Article
Newly identified factors that increase the risk of development of persistent esotropic amblyopia are delay in referral and anisometropia in children with infantile or accommodative esotropia.
"Amblyopia is associated with both infantile and accommodative esotropia," said Dr. Birch, director of the Pediatric Eye Research Laboratory, Retina Foundation of the Southwest, and adjunct professor of ophthalmology, University of Texas Southwestern Medical Center, Dallas.
In a group of 70 children with infantile esotropia, Dr. Birch recounted, amblyopia developed in about 75% at some time during the 5 years of follow-up; persistent amblyopia developed in about 12%. In another group of children with accommodative esotropia followed for more than 5 years, amblyopia developed in about 80%, and persistent amblyopia developed in about 20%.
With this in mind, Dr. Birch and colleagues enrolled 91 patients with infantile esotropia and 39 patients with accommodative esotropia in a study and subdivided the children into groups based on whether they had never developed amblyopia during follow-up, recovered from amblyopia with treatment, or had persistent amblyopia, defined as at least a 2-line difference in visual acuity between the eyes. Mean age of the children at the conclusion of follow-up was 9.5 years.
Potential risk factors that Dr. Birch and colleagues evaluated were age of onset of esotropia, delay in referral, age at surgery, initial refractive error, and initial anisometropia.

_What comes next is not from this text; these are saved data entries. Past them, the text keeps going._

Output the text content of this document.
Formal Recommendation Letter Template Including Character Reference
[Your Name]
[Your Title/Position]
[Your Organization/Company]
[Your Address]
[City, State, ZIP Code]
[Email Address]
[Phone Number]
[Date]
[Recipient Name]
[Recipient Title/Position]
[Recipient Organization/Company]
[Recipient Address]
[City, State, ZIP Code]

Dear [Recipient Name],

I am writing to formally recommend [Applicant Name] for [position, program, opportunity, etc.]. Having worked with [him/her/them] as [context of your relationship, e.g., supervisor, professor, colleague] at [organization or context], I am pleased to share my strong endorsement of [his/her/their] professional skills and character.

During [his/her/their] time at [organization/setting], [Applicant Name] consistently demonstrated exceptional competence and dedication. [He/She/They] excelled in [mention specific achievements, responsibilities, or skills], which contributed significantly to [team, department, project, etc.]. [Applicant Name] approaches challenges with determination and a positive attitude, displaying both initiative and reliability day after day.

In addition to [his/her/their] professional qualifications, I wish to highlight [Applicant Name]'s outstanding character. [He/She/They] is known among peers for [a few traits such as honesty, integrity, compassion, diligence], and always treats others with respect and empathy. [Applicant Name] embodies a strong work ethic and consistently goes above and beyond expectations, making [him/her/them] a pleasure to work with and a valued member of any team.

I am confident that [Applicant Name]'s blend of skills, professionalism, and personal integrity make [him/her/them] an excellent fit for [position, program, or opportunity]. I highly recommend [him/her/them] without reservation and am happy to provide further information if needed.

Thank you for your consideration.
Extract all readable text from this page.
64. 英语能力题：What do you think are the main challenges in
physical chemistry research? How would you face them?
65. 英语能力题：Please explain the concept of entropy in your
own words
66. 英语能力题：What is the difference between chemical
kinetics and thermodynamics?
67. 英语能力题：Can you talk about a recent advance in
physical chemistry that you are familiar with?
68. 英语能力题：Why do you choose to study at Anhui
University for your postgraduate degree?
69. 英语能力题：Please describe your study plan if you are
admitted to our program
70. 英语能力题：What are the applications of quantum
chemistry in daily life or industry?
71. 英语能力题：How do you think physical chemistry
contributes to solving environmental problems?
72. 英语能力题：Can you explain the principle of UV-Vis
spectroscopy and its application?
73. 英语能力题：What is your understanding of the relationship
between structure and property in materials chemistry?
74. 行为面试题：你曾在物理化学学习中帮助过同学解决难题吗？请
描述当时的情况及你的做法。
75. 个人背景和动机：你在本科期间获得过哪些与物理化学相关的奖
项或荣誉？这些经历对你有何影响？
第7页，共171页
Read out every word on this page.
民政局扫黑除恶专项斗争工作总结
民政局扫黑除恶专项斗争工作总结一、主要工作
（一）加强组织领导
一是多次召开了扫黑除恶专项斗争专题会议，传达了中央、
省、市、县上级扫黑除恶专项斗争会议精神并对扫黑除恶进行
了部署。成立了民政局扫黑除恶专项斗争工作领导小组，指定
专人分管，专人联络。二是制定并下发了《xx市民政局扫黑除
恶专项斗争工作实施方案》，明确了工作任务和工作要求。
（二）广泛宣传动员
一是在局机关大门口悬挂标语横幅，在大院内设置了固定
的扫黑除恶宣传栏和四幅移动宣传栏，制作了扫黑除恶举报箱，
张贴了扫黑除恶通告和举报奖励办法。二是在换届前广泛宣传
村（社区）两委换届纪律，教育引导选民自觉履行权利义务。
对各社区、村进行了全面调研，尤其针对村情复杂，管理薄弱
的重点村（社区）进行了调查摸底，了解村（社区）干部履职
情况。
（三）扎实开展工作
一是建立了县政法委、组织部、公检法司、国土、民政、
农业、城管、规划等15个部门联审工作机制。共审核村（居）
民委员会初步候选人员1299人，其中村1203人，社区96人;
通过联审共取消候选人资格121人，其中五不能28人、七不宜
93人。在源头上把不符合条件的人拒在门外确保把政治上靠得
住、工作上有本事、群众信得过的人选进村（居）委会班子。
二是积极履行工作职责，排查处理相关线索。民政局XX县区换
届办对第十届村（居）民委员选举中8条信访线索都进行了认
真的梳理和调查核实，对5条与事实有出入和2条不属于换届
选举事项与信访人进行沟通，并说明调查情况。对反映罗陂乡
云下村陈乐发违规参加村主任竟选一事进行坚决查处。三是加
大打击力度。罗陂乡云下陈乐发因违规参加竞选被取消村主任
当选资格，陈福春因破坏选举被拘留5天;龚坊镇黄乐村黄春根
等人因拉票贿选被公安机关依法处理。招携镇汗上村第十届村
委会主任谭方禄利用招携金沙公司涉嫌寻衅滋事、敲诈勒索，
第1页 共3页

"We found that about 80% of children developed amblyopia at some point during the follow-up," Dr. Birch reported. Amblyopia developed in the children when they were aged a mean of about 13.6 months in the infantile esotropia group and about 36.8 months for those in the accommodative esotropia group. In both groups, about 50% recovered from amblyopia, persistent amblyopia developed in 20% to 30%, and amblyopia never developed in about 20% to 25%.
Early age of onset of esotropia may reflect more severe disease and a longer period of abnormal experience before the start of treatment, Dr. Birch said.
"This is the most difficult risk factor to assess," she added. This evaluation was undertaken with the aid of a questionnaire that helped parents differentiate between neonatal lack of coordination of eye movements and true esotropia and between constant and intermittent esotropia.
The investigators found the same age of onset regardless of which subgroup the patients were assigned to, that is, 2.5 months of age for the development of infantile esotropia and 25 months for the development of accommodative esotropia, according to Dr. Birch.
"Those with infantile esotropia who never developed amblyopia were referred within 2 months of onset; those with recovered amblyopia were referred within 3 months; and those with persistent amblyopia were referred longer than 4 months after onset," she reported. "Those children with accommodative esotropia and who never developed amblyopia were referred in less than 2 months after onset; those with recovered amblyopia were referred in less than 3.5 months; and those with persistent amblyopia were referred later than 5 months after onset."